My idea was to obtain partial sums of input data on array rms, then make barriers (GLOBAL and LOCAL) to wait until all rms[k] are filled, then sum all them to obtain the media value.
I placed some printf to advises if there are errors in the calculus.
I obtained errors at printf warning-2 but not warning-1 and 3 due when adding all data, bacause some of the cores still not finished to calculate the partial sums.

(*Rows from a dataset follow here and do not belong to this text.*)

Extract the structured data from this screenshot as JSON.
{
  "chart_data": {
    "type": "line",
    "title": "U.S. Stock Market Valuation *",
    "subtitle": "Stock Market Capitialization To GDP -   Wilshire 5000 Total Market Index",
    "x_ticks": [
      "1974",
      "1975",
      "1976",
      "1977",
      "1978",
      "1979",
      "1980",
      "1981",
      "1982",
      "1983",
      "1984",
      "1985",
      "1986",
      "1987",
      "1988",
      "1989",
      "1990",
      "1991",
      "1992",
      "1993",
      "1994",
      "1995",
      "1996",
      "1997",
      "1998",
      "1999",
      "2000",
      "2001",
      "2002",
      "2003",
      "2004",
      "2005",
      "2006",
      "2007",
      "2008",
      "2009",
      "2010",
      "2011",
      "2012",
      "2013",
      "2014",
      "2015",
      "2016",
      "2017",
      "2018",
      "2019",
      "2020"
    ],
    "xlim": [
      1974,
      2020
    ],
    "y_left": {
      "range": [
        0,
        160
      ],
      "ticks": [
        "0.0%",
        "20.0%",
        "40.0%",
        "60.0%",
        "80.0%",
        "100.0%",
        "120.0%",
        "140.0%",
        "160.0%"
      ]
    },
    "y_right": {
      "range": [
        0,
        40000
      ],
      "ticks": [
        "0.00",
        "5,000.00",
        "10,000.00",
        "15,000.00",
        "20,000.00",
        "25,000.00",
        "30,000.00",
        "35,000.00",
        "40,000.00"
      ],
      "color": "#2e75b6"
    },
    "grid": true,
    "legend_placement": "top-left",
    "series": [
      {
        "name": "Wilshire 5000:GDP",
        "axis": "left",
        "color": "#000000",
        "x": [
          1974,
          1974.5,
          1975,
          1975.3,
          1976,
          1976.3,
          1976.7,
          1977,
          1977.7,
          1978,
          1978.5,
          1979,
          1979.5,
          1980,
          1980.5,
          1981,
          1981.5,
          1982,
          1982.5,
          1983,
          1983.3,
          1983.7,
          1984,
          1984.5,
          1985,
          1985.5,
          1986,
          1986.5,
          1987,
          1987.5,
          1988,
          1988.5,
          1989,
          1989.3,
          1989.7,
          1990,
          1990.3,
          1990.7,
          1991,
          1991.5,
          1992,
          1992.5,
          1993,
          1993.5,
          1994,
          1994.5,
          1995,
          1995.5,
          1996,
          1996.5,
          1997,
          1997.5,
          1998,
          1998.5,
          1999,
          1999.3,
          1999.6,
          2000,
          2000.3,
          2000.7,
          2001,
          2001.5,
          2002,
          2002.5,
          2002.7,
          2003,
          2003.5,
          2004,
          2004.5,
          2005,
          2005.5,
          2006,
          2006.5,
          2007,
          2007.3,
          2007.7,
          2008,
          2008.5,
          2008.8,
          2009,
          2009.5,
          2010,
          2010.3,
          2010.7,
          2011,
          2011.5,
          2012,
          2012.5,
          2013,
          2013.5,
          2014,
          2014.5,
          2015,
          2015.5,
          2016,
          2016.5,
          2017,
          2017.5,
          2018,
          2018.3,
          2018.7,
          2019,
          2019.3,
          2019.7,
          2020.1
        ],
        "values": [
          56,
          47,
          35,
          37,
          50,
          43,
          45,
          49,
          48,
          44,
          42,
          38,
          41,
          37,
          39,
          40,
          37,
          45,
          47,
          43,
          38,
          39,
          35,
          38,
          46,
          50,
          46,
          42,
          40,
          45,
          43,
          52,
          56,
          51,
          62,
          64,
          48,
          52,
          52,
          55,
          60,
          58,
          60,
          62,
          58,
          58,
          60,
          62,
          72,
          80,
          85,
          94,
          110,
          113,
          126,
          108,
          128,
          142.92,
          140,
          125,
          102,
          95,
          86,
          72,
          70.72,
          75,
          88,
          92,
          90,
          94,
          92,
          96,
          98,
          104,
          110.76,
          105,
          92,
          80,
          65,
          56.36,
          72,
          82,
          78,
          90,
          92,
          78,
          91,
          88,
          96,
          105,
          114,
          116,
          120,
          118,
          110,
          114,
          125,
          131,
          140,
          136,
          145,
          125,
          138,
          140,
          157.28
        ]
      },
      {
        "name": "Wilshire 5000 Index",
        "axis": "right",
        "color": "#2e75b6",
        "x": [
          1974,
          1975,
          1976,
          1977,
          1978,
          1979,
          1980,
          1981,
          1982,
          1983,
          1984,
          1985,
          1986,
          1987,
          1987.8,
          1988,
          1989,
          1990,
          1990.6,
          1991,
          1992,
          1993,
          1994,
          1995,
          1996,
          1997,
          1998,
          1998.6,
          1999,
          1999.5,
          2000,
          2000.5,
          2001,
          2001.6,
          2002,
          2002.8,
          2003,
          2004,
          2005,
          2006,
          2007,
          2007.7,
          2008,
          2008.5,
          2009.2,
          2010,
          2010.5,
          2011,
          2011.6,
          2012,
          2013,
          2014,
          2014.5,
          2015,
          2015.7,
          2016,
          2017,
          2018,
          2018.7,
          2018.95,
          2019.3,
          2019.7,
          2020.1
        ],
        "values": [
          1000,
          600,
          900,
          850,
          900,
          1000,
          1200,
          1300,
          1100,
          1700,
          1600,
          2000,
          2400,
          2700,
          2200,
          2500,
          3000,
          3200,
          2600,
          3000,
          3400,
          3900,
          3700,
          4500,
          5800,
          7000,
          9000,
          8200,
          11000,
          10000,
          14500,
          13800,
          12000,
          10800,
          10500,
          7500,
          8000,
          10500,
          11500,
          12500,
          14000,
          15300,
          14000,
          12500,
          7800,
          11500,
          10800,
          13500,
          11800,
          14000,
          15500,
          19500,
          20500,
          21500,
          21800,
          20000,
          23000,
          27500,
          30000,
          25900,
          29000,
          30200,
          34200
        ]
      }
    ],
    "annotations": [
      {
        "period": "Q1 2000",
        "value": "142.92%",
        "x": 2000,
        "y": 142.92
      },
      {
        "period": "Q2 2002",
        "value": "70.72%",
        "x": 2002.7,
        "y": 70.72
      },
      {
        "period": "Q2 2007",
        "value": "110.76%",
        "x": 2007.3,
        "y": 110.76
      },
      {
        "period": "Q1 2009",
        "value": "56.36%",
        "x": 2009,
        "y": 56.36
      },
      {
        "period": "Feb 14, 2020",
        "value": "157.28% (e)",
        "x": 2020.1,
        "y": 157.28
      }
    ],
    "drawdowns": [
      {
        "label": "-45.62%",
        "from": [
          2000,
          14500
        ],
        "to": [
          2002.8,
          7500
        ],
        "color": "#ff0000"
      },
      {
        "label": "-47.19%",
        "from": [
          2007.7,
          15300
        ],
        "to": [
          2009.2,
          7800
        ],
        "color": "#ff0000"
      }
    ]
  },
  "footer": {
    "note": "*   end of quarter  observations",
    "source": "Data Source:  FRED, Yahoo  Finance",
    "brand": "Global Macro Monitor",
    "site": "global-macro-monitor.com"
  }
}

I did not used local memory as long as maximum local size is 256 that is lot smaller than height=10000
How I make GPU to wait until I calculated all partial sums?
What I have tried:
I have the following code:
__kernel void hallaRMS2(
__global float* data,
int WIDTH,
int HEIGHT,
__global double *rms
)
{
int k = get_global_id(0);
__global float *x=data+k*WIDTH;
double sum=0.0;
for (int j=0;j<WIDTH;j++)
{
sum+=x[j];
}
rms[k]=sum;
if ((rms[k]<100*WIDTH)||(rms[k]>101*WIDTH)) printf("Warning-1: rms[%i]=%lg\n",k,rms[k]);
barrier(CLK_GLOBAL_MEM_FENCE );
barrier(CLK_LOCAL_MEM_FENCE );
if (k==0)
{
sum=0.0;
for (int j=0;j<HEIGHT;j++)
{
if ((rms[j]<100*WIDTH)||(rms[j]>101*WIDTH)) printf("Warning-2: rms[%i]=%lg\n",j,rms[j]);
sum+=rms[j];
}
rms[0]=sum/(double) WIDTH/(double) HEIGHT;
printf("GPU sum=%lg\n",sum);
printf("GPU media=%lg\n",rms[0]);
}
else
if ((rms[k]<100*WIDTH)||(rms[k]>101*WIDTH)) printf("Warning-3: rms[%i]=%lg\n",k,rms[k]);
...